5. We’ll receive clarity on central banks’ stance on CBDCs.
Last year demonstrated the ongoing cautious approach central banks in the U.S., UK, Europe and Japan have taken regarding Central Bank Digital Currencies (CBDC). The U.S. Fed is engaged in research and experimentation related to distributed ledger technology and CBDCs. The NY Fed’s innovation center in Nov 2022 announced the launch of a 12-week CBDC pilot with major banks to explore feasibility of a theoretical payment system designed to facilitate and settle digital asset transactions. In 2022, the Bank of Japan conducted its CBDC experiment and published its findings from Proof of Concept Phase 1. ECB selected companies for joint prototyping of user interface for a digital Euro with focus on P2P, and C2B payments. The UK continued its ongoing assessment of CBDC opportunities and risks and published a discussion paper.

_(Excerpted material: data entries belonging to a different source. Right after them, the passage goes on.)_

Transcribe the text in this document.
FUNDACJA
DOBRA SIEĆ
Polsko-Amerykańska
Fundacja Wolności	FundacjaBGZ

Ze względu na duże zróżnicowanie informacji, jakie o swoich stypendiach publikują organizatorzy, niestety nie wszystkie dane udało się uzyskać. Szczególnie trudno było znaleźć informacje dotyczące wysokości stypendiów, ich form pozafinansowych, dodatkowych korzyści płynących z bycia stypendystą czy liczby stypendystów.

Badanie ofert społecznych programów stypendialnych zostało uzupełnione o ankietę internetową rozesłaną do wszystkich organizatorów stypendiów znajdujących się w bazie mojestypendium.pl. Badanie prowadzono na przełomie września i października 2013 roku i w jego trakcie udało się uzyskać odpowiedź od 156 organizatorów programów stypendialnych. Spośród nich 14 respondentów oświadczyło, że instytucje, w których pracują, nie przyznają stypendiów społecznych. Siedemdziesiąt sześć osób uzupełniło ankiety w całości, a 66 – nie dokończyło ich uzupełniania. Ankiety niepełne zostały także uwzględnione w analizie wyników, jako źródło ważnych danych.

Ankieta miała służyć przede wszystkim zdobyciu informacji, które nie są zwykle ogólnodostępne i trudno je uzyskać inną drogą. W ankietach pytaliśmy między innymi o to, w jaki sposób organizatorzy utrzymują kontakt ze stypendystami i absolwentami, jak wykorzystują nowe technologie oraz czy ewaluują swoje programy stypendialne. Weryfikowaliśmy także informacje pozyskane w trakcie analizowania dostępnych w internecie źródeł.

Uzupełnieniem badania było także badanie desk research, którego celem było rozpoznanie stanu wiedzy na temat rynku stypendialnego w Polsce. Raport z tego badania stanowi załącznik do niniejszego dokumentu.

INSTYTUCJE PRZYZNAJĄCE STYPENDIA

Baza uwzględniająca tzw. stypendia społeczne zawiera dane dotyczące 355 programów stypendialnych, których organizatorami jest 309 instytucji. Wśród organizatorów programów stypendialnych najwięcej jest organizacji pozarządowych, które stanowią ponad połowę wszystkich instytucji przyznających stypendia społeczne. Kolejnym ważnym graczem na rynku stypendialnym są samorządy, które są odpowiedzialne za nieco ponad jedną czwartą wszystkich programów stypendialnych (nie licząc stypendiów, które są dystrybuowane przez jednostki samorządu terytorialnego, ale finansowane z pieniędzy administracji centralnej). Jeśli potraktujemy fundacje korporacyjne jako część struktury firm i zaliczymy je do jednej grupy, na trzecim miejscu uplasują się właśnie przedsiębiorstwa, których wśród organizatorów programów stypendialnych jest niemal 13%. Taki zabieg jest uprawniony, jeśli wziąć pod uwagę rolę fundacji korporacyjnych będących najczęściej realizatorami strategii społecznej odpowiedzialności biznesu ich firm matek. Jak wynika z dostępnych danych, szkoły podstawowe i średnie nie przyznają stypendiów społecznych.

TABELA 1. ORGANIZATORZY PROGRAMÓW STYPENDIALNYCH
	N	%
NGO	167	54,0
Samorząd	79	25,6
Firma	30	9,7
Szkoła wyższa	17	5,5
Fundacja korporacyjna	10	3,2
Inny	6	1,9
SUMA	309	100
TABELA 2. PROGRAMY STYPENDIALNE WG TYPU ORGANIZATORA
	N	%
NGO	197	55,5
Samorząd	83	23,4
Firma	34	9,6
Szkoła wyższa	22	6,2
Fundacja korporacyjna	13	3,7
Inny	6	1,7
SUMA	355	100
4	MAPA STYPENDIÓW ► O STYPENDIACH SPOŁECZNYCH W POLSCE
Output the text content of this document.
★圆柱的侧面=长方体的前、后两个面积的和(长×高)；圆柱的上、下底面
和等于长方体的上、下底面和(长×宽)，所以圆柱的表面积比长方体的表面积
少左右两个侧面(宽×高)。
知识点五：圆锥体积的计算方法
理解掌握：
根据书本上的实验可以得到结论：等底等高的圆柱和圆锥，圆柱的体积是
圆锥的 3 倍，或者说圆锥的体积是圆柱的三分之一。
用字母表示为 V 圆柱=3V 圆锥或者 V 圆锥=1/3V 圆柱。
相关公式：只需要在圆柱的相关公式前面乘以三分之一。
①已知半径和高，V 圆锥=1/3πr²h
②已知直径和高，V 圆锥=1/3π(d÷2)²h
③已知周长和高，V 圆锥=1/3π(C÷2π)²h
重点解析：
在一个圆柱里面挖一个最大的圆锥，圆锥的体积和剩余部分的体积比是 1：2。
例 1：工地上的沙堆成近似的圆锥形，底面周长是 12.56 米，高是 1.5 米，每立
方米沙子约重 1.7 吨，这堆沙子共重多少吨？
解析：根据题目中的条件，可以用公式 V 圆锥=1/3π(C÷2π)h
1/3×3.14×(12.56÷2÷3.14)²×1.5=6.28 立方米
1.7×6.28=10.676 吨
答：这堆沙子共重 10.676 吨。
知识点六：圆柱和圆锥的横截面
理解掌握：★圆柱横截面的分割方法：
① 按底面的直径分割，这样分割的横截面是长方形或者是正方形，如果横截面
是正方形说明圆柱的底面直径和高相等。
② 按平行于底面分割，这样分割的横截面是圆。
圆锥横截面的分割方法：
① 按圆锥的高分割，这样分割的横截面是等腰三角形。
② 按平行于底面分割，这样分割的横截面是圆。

The Bank of Japan announced its intention to make a decision on CBDCs by 2026. This may influence the timeline for other developed countries. This year, I am eagerly awaiting the outcomes of the NY Fed pilot and the impending design of a digital Euro.
Takeaways: Corporates don’t need to take any immediate actions related to CBDCs but should monitor the space to potentially get some clarity on their intent, as well as timeline for CDBCs becoming a reality across major global economies.
B2B Payments Are Evolving Fast
I hope you found this blog valuable in understanding the key B2B payments expectations for the new year. This space will continue to evolve fast and it will be exciting to see many of these major developments unfold this year. It’s hard to predict the exact timing of when some of these developments (e.g., CBDC) may have a meaningful impact on corporates. However, other developments such as in real-time payments are already delivering tangible impacts. For example, our client, Hunt Companies has transitioned wires under $1 million to RTP®, bringing down their per transaction costs from $6 to under $1.